The anesthesiologists, however, said it was an attempt by the hospital to exert control over doctors.

It took the anesthesiologists upwards of a year to form the group practice, which required formulating a legal and financial corporate structure with six equal shares that included a mutual retirement plan, mutual billing arrangements and overhead.

“What the hospital was asking these guys to do is: they were all independent business people, and they wanted them to all be partners,” said Lynn Sylvester, a Waynesville accountant hired by the anesthesiologists to structure their practice.

Rice said the anesthesiologists understood when they were recruited that the hospital wanted them to form a group.

Dividing lines

When the anesthesiologists resigned, hospital administration and board members partially attributed it to the lingering dispute over forming a group practice.

“It wasn’t only the amount of money, but they felt they couldn’t pull the group together,” Rice said. “The anesthesiologists clinically were very good, but they just didn’t have the leadership they needed to pull the group together.”

The anesthesiologists disagreed. It cost them $30,000 to form the group only to dissolve it five months later, an exercise and expense they would have avoided if they weren’t planning to stick around, they said.

“I think all of us would still be there if there were still a busy orthopedist service,” Brown said.

Some doctors reported that hospital administration, in an attempt to explain the anesthesiologists’ departure to the rest of the medical staff, called the anesthesiologists “greedy.”

But Sylvester, the group’s accountant who aided in contract negotiations, said the anesthesiologists were not money driven.

“If they were willing to come here in the first place, it shows they weren’t greedy,” said Sylvester. “Anesthesiologists are one of the highest demanding specialties in the country. They can go anywhere right now a work for about $10,000 a week.”

On top of the nationwide shortage in anesthesia, it is historically one of the most mobile medical professions. They don’t have to build up their own patient base, but rather serve patients brought into the hospital by other doctors.

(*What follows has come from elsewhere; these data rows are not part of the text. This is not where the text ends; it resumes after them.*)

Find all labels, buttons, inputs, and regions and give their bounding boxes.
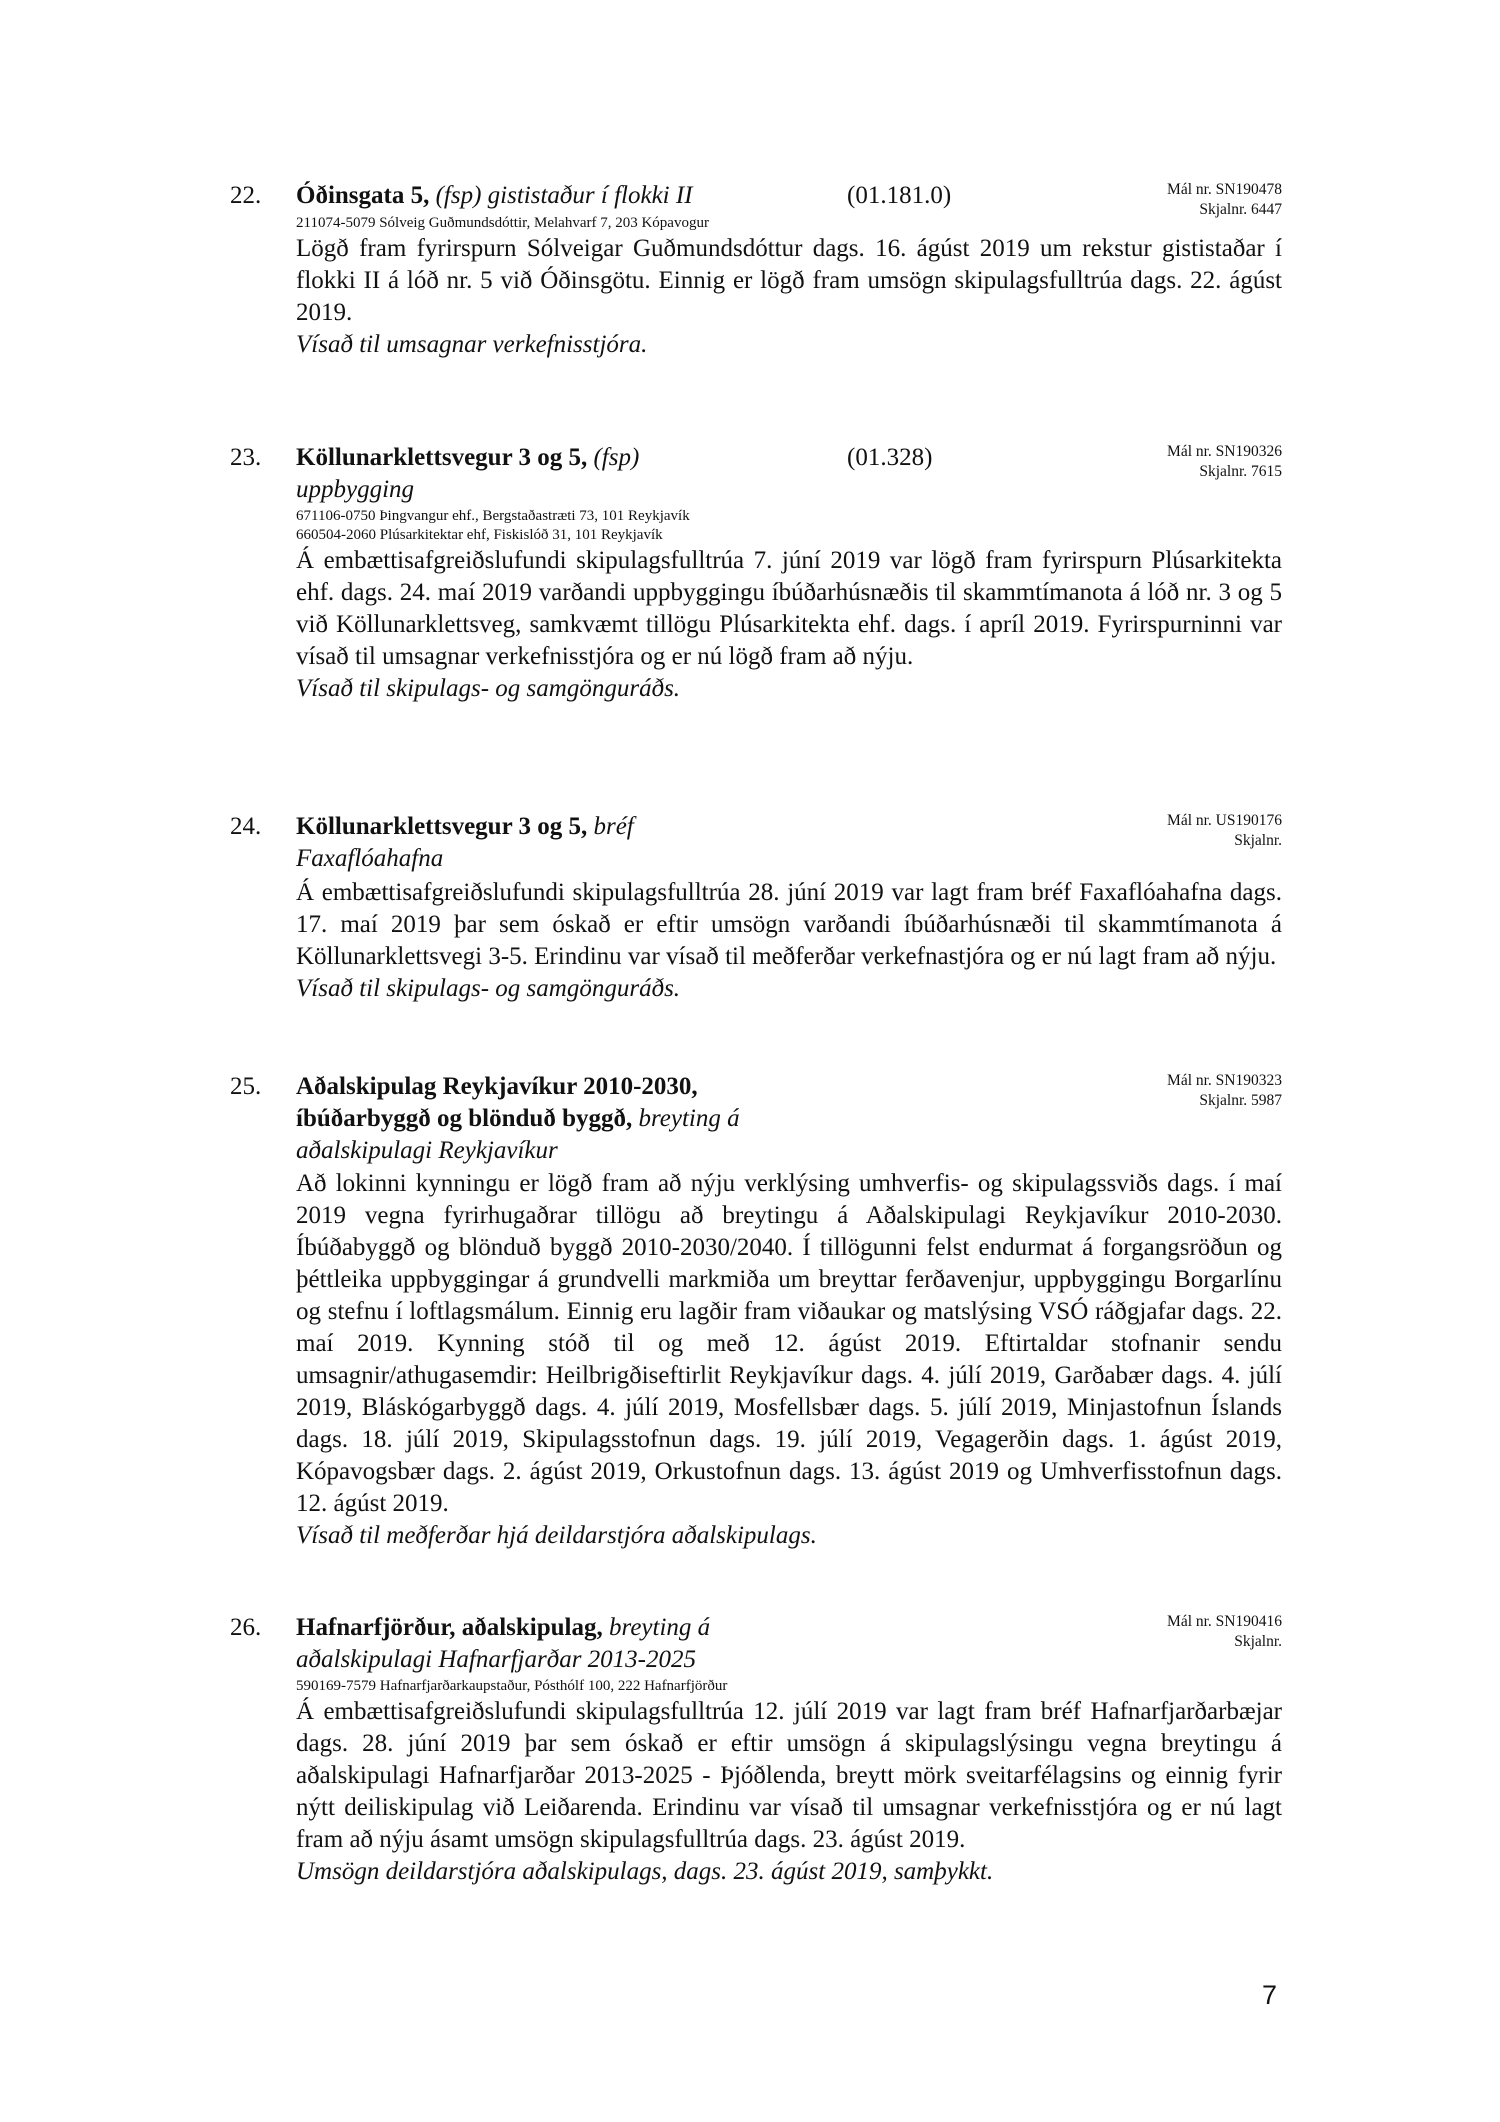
item-title-line2: íbúðarbyggð og blönduð byggð, [296, 1105, 633, 1132]
item-body [296, 214, 1282, 361]
item-resolution: Vísað til meðferðar hjá deildarstjóra aðalskipulags. [296, 1522, 817, 1549]
case-reference [1167, 442, 1282, 482]
item-subtitle: (fsp) gististaður í flokki II [435, 182, 693, 209]
item-subtitle-line2: aðalskipulagi Hafnarfjarðar 2013-2025 [296, 1646, 697, 1673]
case-reference [1167, 1612, 1282, 1652]
item-code: (01.328) [847, 444, 933, 471]
item-title: Aðalskipulag Reykjavíkur 2010-2030, [296, 1073, 698, 1100]
item-code: (01.181.0) [847, 182, 952, 209]
item-body [296, 1168, 1282, 1552]
item-body [296, 507, 1282, 705]
item-body [296, 877, 1282, 1005]
item-subtitle: (fsp) [593, 444, 640, 471]
item-title: Hafnarfjörður, aðalskipulag, [296, 1614, 603, 1641]
item-resolution: Vísað til umsagnar verkefnisstjóra. [296, 331, 648, 358]
item-heading [296, 1612, 946, 1676]
item-title: Köllunarklettsvegur 3 og 5, [296, 813, 588, 840]
item-subtitle-line2: aðalskipulagi Reykjavíkur [296, 1137, 558, 1164]
document-number: Skjalnr. 6447 [1199, 201, 1282, 218]
item-description: Á embættisafgreiðslufundi skipulagsfulltrúa 12. júlí 2019 var lagt fram bréf Hafnarfjarðarbæjar dags. 28. júní 2019 þar sem óskað er eftir umsögn á skipulagslýsingu vegna breytingu á aðalskipulagi Hafnarfjarðar 2013-2025 - Þjóðlenda, breytt mörk sveitarfélagsins og einnig fyrir nýtt deiliskipulag við Leiðarenda. Erindinu var vísað til umsagnar verkefnisstjóra og er nú lagt fram að nýju ásamt umsögn skipulagsfulltrúa dags. 23. ágúst 2019. [296, 1698, 1282, 1853]
case-number: Mál nr. SN190326 [1167, 443, 1282, 460]
applicant: 660504-2060 Plúsarkitektar ehf, Fiskislóð 31, 101 Reykjavík [296, 527, 663, 543]
item-subtitle-line2: Faxaflóahafna [296, 845, 444, 872]
item-number: 23. [230, 444, 262, 471]
applicant: 590169-7579 Hafnarfjarðarkaupstaður, Pósthólf 100, 222 Hafnarfjörður [296, 1678, 728, 1694]
document-number: Skjalnr. [1234, 1633, 1282, 1650]
case-reference [1167, 1071, 1282, 1111]
document-number: Skjalnr. 7615 [1199, 463, 1282, 480]
document-number: Skjalnr. 5987 [1199, 1092, 1282, 1109]
item-description: Lögð fram fyrirspurn Sólveigar Guðmundsdóttur dags. 16. ágúst 2019 um rekstur gististaðar í flokki II á lóð nr. 5 við Óðinsgötu. Einnig er lögð fram umsögn skipulagsfulltrúa dags. 22. ágúst 2019. [296, 235, 1282, 326]
item-number: 22. [230, 182, 262, 209]
item-subtitle-line2: uppbygging [296, 476, 415, 503]
item-heading [296, 811, 946, 875]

“This hospital administration was not very savvy on what was available in neighboring areas for us to go to,” said Melita Ritter, one of the anesthesiologists who is now heading for the hospital in Elkin, N.C., a town of 4,000.

Glen White, a hospital board member, said that the salary cuts taken by the anesthesiologists to come to Haywood Regional were negligible given the lower cost of living here.

Some doctors were not sympathetic to the anesthesiologists’ situation. One family practice physician said he has had consistently declining revenue over the past five years. Medicare and Medicaid are paying less of patient’s full medical bill and more patients are uninsured. Meanwhile, malpractice insurance and overhead have gone up.

While the radiologists, nurses and others saw a slump in work without any orthopedists on board, they did not demand supplements to tide them over.

“Everybody in this organization, everybody, was impacted by the loss of orthopedics,” Lipham said.